On July 4, 1991, the USS Arleigh Burke (DDG-51) was commissioned into the United States Navy as the lead ship of what would become the most produced class of surface warship in American naval history. More than three decades later, the Arleigh Burke-class remains in continuous production. Nearly 90 ships have been built or are building, with no end in sight. The Navy keeps ordering them because they keep proving indispensable: versatile, upgradable, and armed with the Aegis Combat System that makes them the most capable air defense and ballistic missile defense platforms afloat. Every American carrier strike group depends on Arleigh Burke destroyers as its primary shield, and no replacement has yet been approved for production.
Why the Navy Built the Burke
By the mid-1980s, the U.S. Navy needed a new surface combatant to replace its aging Farragut, Charles F. Adams, and Coontz-class destroyers. The new ship needed to carry the Aegis Combat System, the revolutionary integrated air defense system built around the AN/SPY-1 phased array radar that had first gone to sea aboard the Ticonderoga-class cruisers. The Ticonderoga-class ships were capable, but they were built on Spruance-class destroyer hulls that were reaching the limits of their growth potential.
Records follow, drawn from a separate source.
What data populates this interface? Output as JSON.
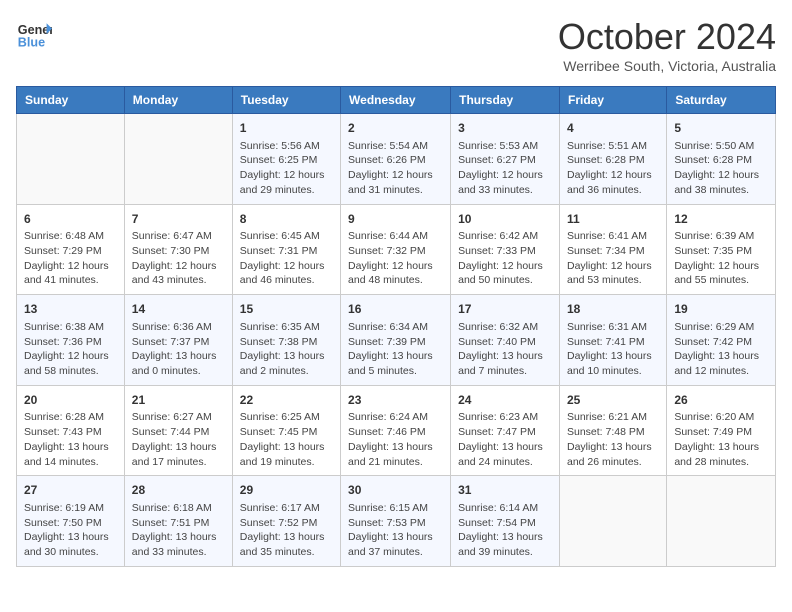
{
  "header": {
    "logo_line1": "General",
    "logo_line2": "Blue",
    "month": "October 2024",
    "location": "Werribee South, Victoria, Australia"
  },
  "weekdays": [
    "Sunday",
    "Monday",
    "Tuesday",
    "Wednesday",
    "Thursday",
    "Friday",
    "Saturday"
  ],
  "weeks": [
    [
      {
        "day": "",
        "content": ""
      },
      {
        "day": "",
        "content": ""
      },
      {
        "day": "1",
        "content": "Sunrise: 5:56 AM\nSunset: 6:25 PM\nDaylight: 12 hours and 29 minutes."
      },
      {
        "day": "2",
        "content": "Sunrise: 5:54 AM\nSunset: 6:26 PM\nDaylight: 12 hours and 31 minutes."
      },
      {
        "day": "3",
        "content": "Sunrise: 5:53 AM\nSunset: 6:27 PM\nDaylight: 12 hours and 33 minutes."
      },
      {
        "day": "4",
        "content": "Sunrise: 5:51 AM\nSunset: 6:28 PM\nDaylight: 12 hours and 36 minutes."
      },
      {
        "day": "5",
        "content": "Sunrise: 5:50 AM\nSunset: 6:28 PM\nDaylight: 12 hours and 38 minutes."
      }
    ],
    [
      {
        "day": "6",
        "content": "Sunrise: 6:48 AM\nSunset: 7:29 PM\nDaylight: 12 hours and 41 minutes."
      },
      {
        "day": "7",
        "content": "Sunrise: 6:47 AM\nSunset: 7:30 PM\nDaylight: 12 hours and 43 minutes."
      },
      {
        "day": "8",
        "content": "Sunrise: 6:45 AM\nSunset: 7:31 PM\nDaylight: 12 hours and 46 minutes."
      },
      {
        "day": "9",
        "content": "Sunrise: 6:44 AM\nSunset: 7:32 PM\nDaylight: 12 hours and 48 minutes."
      },
      {
        "day": "10",
        "content": "Sunrise: 6:42 AM\nSunset: 7:33 PM\nDaylight: 12 hours and 50 minutes."
      },
      {
        "day": "11",
        "content": "Sunrise: 6:41 AM\nSunset: 7:34 PM\nDaylight: 12 hours and 53 minutes."
      },
      {
        "day": "12",
        "content": "Sunrise: 6:39 AM\nSunset: 7:35 PM\nDaylight: 12 hours and 55 minutes."
      }
    ],
    [
      {
        "day": "13",
        "content": "Sunrise: 6:38 AM\nSunset: 7:36 PM\nDaylight: 12 hours and 58 minutes."
      },
      {
        "day": "14",
        "content": "Sunrise: 6:36 AM\nSunset: 7:37 PM\nDaylight: 13 hours and 0 minutes."
      },
      {
        "day": "15",
        "content": "Sunrise: 6:35 AM\nSunset: 7:38 PM\nDaylight: 13 hours and 2 minutes."
      },
      {
        "day": "16",
        "content": "Sunrise: 6:34 AM\nSunset: 7:39 PM\nDaylight: 13 hours and 5 minutes."
      },
      {
        "day": "17",
        "content": "Sunrise: 6:32 AM\nSunset: 7:40 PM\nDaylight: 13 hours and 7 minutes."
      },
      {
        "day": "18",
        "content": "Sunrise: 6:31 AM\nSunset: 7:41 PM\nDaylight: 13 hours and 10 minutes."
      },
      {
        "day": "19",
        "content": "Sunrise: 6:29 AM\nSunset: 7:42 PM\nDaylight: 13 hours and 12 minutes."
      }
    ],
    [
      {
        "day": "20",
        "content": "Sunrise: 6:28 AM\nSunset: 7:43 PM\nDaylight: 13 hours and 14 minutes."
      },
      {
        "day": "21",
        "content": "Sunrise: 6:27 AM\nSunset: 7:44 PM\nDaylight: 13 hours and 17 minutes."
      },
      {
        "day": "22",
        "content": "Sunrise: 6:25 AM\nSunset: 7:45 PM\nDaylight: 13 hours and 19 minutes."
      },
      {
        "day": "23",
        "content": "Sunrise: 6:24 AM\nSunset: 7:46 PM\nDaylight: 13 hours and 21 minutes."
      },
      {
        "day": "24",
        "content": "Sunrise: 6:23 AM\nSunset: 7:47 PM\nDaylight: 13 hours and 24 minutes."
      },
      {
        "day": "25",
        "content": "Sunrise: 6:21 AM\nSunset: 7:48 PM\nDaylight: 13 hours and 26 minutes."
      },
      {
        "day": "26",
        "content": "Sunrise: 6:20 AM\nSunset: 7:49 PM\nDaylight: 13 hours and 28 minutes."
      }
    ],
    [
      {
        "day": "27",
        "content": "Sunrise: 6:19 AM\nSunset: 7:50 PM\nDaylight: 13 hours and 30 minutes."
      },
      {
        "day": "28",
        "content": "Sunrise: 6:18 AM\nSunset: 7:51 PM\nDaylight: 13 hours and 33 minutes."
      },
      {
        "day": "29",
        "content": "Sunrise: 6:17 AM\nSunset: 7:52 PM\nDaylight: 13 hours and 35 minutes."
      },
      {
        "day": "30",
        "content": "Sunrise: 6:15 AM\nSunset: 7:53 PM\nDaylight: 13 hours and 37 minutes."
      },
      {
        "day": "31",
        "content": "Sunrise: 6:14 AM\nSunset: 7:54 PM\nDaylight: 13 hours and 39 minutes."
      },
      {
        "day": "",
        "content": ""
      },
      {
        "day": "",
        "content": ""
      }
    ]
  ]
}
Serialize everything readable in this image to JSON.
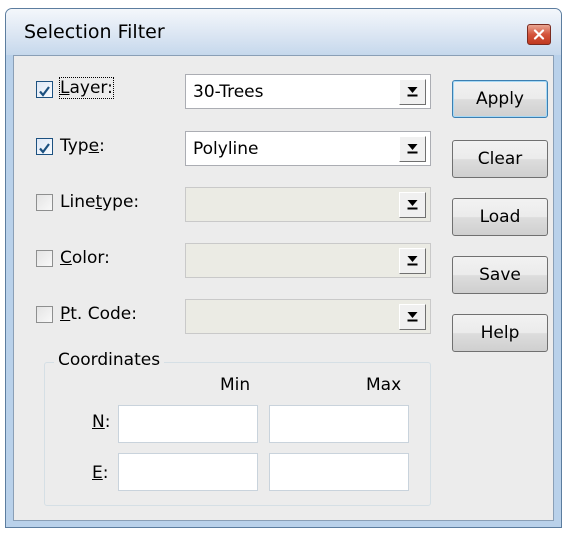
{
  "window": {
    "title": "Selection Filter",
    "close_icon": "close-icon"
  },
  "filters": [
    {
      "label_pre": "",
      "label_key": "L",
      "label_post": "ayer:",
      "checked": true,
      "value": "30-Trees",
      "enabled": true
    },
    {
      "label_pre": "Typ",
      "label_key": "e",
      "label_post": ":",
      "checked": true,
      "value": "Polyline",
      "enabled": true
    },
    {
      "label_pre": "Line",
      "label_key": "t",
      "label_post": "ype:",
      "checked": false,
      "value": "",
      "enabled": false
    },
    {
      "label_pre": "",
      "label_key": "C",
      "label_post": "olor:",
      "checked": false,
      "value": "",
      "enabled": false
    },
    {
      "label_pre": "",
      "label_key": "P",
      "label_post": "t. Code:",
      "checked": false,
      "value": "",
      "enabled": false
    }
  ],
  "buttons": {
    "apply": "Apply",
    "clear": "Clear",
    "load": "Load",
    "save": "Save",
    "help": "Help"
  },
  "coordinates": {
    "title": "Coordinates",
    "min_label": "Min",
    "max_label": "Max",
    "n_key": "N",
    "n_post": ":",
    "e_key": "E",
    "e_post": ":",
    "n_min": "",
    "n_max": "",
    "e_min": "",
    "e_max": ""
  },
  "colors": {
    "titlebar": "#dbe6f3",
    "client": "#ececec",
    "close": "#d4543c",
    "check": "#1c5180"
  }
}
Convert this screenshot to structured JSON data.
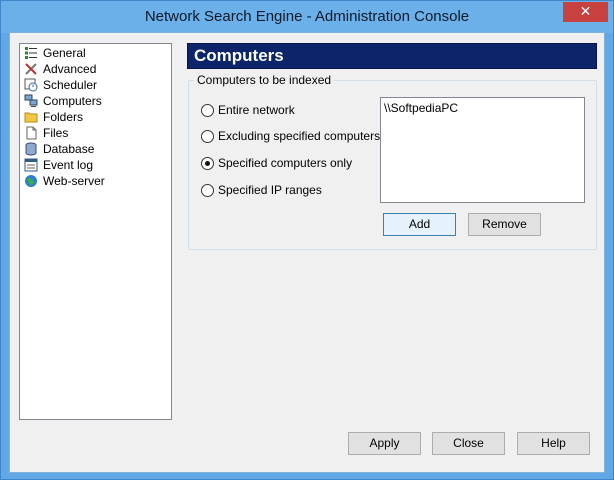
{
  "window": {
    "title": "Network Search Engine - Administration Console",
    "close_glyph": "✕"
  },
  "tree": {
    "items": [
      {
        "label": "General",
        "icon": "general-list-icon"
      },
      {
        "label": "Advanced",
        "icon": "tools-icon"
      },
      {
        "label": "Scheduler",
        "icon": "scheduler-icon"
      },
      {
        "label": "Computers",
        "icon": "computers-icon"
      },
      {
        "label": "Folders",
        "icon": "folder-icon"
      },
      {
        "label": "Files",
        "icon": "file-icon"
      },
      {
        "label": "Database",
        "icon": "database-icon"
      },
      {
        "label": "Event log",
        "icon": "event-log-icon"
      },
      {
        "label": "Web-server",
        "icon": "globe-icon"
      }
    ]
  },
  "panel": {
    "title": "Computers",
    "group_label": "Computers to be indexed",
    "options": [
      {
        "label": "Entire network",
        "checked": false
      },
      {
        "label": "Excluding specified computers",
        "checked": false
      },
      {
        "label": "Specified computers only",
        "checked": true
      },
      {
        "label": "Specified IP ranges",
        "checked": false
      }
    ],
    "list_items": [
      "\\\\SoftpediaPC"
    ],
    "add_label": "Add",
    "remove_label": "Remove"
  },
  "footer": {
    "apply_label": "Apply",
    "close_label": "Close",
    "help_label": "Help"
  },
  "colors": {
    "header_bg": "#0b246a",
    "titlebar": "#6cb0ea",
    "close_btn": "#c7413f"
  }
}
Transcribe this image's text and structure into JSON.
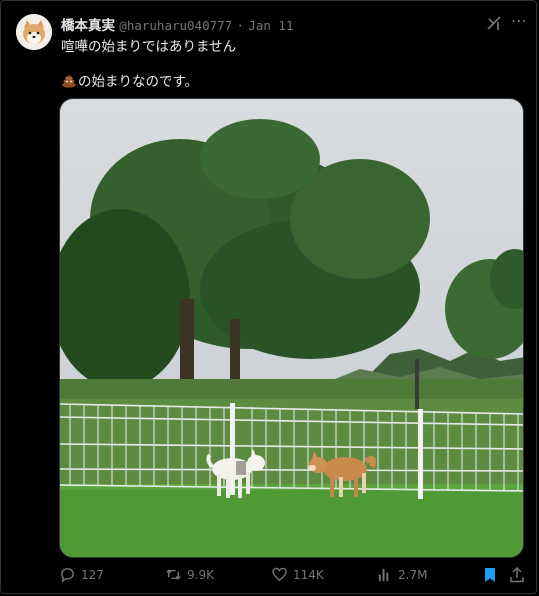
{
  "tweet": {
    "author_name": "橋本真実",
    "handle": "@haruharu040777",
    "separator": "·",
    "date": "Jan 11",
    "text_line1": "喧嘩の始まりではありません",
    "text_line2": "の始まりなのです。",
    "emoji": "poo-icon",
    "menu_glyph": "⋯"
  },
  "actions": {
    "replies": "127",
    "reposts": "9.9K",
    "likes": "114K",
    "views": "2.7M"
  },
  "colors": {
    "background": "#000000",
    "text": "#e7e9ea",
    "muted": "#71767b",
    "bookmark_active": "#1d9bf0",
    "border": "#2f3336"
  }
}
The Navy wanted a purpose-built Aegis platform that could be produced in large numbers.
The ship was named for Admiral Arleigh Burke, one of the most distinguished destroyermen in Navy history. Burke commanded destroyer squadrons in the Solomon Islands during World War II, earning the nickname "31-Knot Burke" for his aggressive, high-speed attacks against Japanese forces. He later served as Chief of Naval Operations for an unprecedented three consecutive terms. Naming the class after Burke was a statement of intent: these ships would be fighters.